Oregon parents disproportionately exempt school-age children from vaccines 

Oregon has the nation’s third-highest opt-out rate, leaving more than 50,000 children vulnerable to serious disease.

By Khushboo Rathore

Oregon Journalism Project

Oregon’s already low kindergarten vaccination rates may worsen after the U.S. Centers for Disease Control and Prevention this month stopped recommending the hepatitis B vaccine at birth.

Public health experts decried the controversial decision, which overturned 30 years of guidance that cut rates of liver disease and cirrhosis.

Oregon is part of a new public health collaborative with Hawaii, California and Washington, the West Coast Health Alliance, that works to support evidence-based vaccination schedules and policy, and recommends the vaccine.

Compared with those states, however, public health officials here may face a tougher task. By law, Oregon parents can claim both “medical” and “personal” exemptions to leave their children unvaccinated.

At 9.7%, Oregon has the third-highest kindergarten vaccine opt-out rate in the country, nearly triple the nation’s 3.4%. Idaho ranks first (15.1%), followed by Utah (10%).

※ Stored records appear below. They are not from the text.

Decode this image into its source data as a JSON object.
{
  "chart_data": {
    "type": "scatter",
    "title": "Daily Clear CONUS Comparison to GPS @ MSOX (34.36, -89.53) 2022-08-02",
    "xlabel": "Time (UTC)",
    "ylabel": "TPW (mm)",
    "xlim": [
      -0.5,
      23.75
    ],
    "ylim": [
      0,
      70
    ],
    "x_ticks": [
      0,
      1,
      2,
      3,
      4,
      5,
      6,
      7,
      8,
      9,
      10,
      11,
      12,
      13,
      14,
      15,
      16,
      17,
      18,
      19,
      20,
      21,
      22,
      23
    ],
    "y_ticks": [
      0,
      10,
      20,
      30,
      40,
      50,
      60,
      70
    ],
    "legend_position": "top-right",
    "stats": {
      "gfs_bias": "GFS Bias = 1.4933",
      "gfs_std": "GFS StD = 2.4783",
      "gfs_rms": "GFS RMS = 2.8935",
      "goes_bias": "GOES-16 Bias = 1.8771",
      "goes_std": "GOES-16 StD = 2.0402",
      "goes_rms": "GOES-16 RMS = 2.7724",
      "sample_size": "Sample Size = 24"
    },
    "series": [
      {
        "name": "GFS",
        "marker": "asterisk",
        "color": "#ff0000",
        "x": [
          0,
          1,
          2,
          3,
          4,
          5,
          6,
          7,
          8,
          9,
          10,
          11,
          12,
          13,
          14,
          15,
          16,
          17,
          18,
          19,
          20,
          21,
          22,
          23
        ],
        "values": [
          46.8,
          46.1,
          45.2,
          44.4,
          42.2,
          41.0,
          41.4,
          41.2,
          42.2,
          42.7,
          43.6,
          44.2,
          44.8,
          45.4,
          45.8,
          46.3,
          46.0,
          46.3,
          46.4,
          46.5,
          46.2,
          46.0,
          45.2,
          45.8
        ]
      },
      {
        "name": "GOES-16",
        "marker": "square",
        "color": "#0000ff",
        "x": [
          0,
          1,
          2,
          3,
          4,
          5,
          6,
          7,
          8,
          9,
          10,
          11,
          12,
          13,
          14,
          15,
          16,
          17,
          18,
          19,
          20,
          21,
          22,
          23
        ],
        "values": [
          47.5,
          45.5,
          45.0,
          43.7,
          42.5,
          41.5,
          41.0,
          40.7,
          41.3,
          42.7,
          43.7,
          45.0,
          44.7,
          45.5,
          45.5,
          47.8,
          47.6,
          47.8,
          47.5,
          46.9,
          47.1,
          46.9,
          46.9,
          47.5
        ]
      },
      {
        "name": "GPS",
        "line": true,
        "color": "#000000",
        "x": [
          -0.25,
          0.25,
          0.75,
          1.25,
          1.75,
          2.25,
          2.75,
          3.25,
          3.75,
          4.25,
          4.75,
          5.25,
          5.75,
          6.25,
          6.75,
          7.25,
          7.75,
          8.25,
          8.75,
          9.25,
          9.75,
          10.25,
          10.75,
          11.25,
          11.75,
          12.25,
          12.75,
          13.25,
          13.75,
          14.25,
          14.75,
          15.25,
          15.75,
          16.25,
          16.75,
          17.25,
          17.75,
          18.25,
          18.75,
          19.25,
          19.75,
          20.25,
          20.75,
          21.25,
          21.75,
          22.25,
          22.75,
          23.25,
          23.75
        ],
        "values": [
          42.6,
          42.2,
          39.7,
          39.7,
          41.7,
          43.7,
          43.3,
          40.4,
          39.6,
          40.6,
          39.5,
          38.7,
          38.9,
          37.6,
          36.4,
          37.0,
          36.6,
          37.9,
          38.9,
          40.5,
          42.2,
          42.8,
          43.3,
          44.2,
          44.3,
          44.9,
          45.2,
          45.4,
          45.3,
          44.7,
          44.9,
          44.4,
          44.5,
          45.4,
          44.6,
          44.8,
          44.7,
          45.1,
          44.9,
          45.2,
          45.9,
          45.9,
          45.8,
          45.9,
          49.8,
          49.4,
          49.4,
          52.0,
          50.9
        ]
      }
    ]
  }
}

Kindergartners in nearly all Oregon counties have been vaccinated at rates lower than the national average for measles, mumps, rubella, whooping cough and hepatitis B, diseases that can lead to lifelong consequences, even death.

This leaves the state far from what experts call “herd immunity,” which requires a 95% vaccination rate for a community in order to thwart highly contagious diseases such as measles.

Morrow is the only Oregon county where over 95% of children in grades K–12 were up to date on vaccinations for the past school year.

“We try not to shame them, just provide them with information and education that they can make an informed decision,” Morrow County public health director Robin Canaday says.

Grant County, at the other end, had a vaccination rate for the 2024–25 school year of only 85%.

“I think it’s kind of out of sight, out of mind for some of these major diseases that people don’t even have to interact with anymore,” says the county’s public health administrator, Trey Thompson.

“Post-COVID, there’s still a lot of distrust in just general vaccinations, even ones that have been long standing,” he says.

U.S. Secretary Robert F. Kennedy Jr. of the Department of Health and Human Services has publicly said, without citing evidence, that vaccines cause far more harm than good. Earlier this year, he appointed members to the CDC immunization panel who largely share his views.

Unvaccinated Oregon children have led to record cases this year of whooping cough, also known as pertussis. Through November, 1,453 cases have been reported in the state, a 43% increase over the same time last year, and the highest number since 1950.

“It’s really, really hard to see a child that is so sick from pertussis,” Canaday says, “and to think that vaccines can protect against the severity of those diseases.”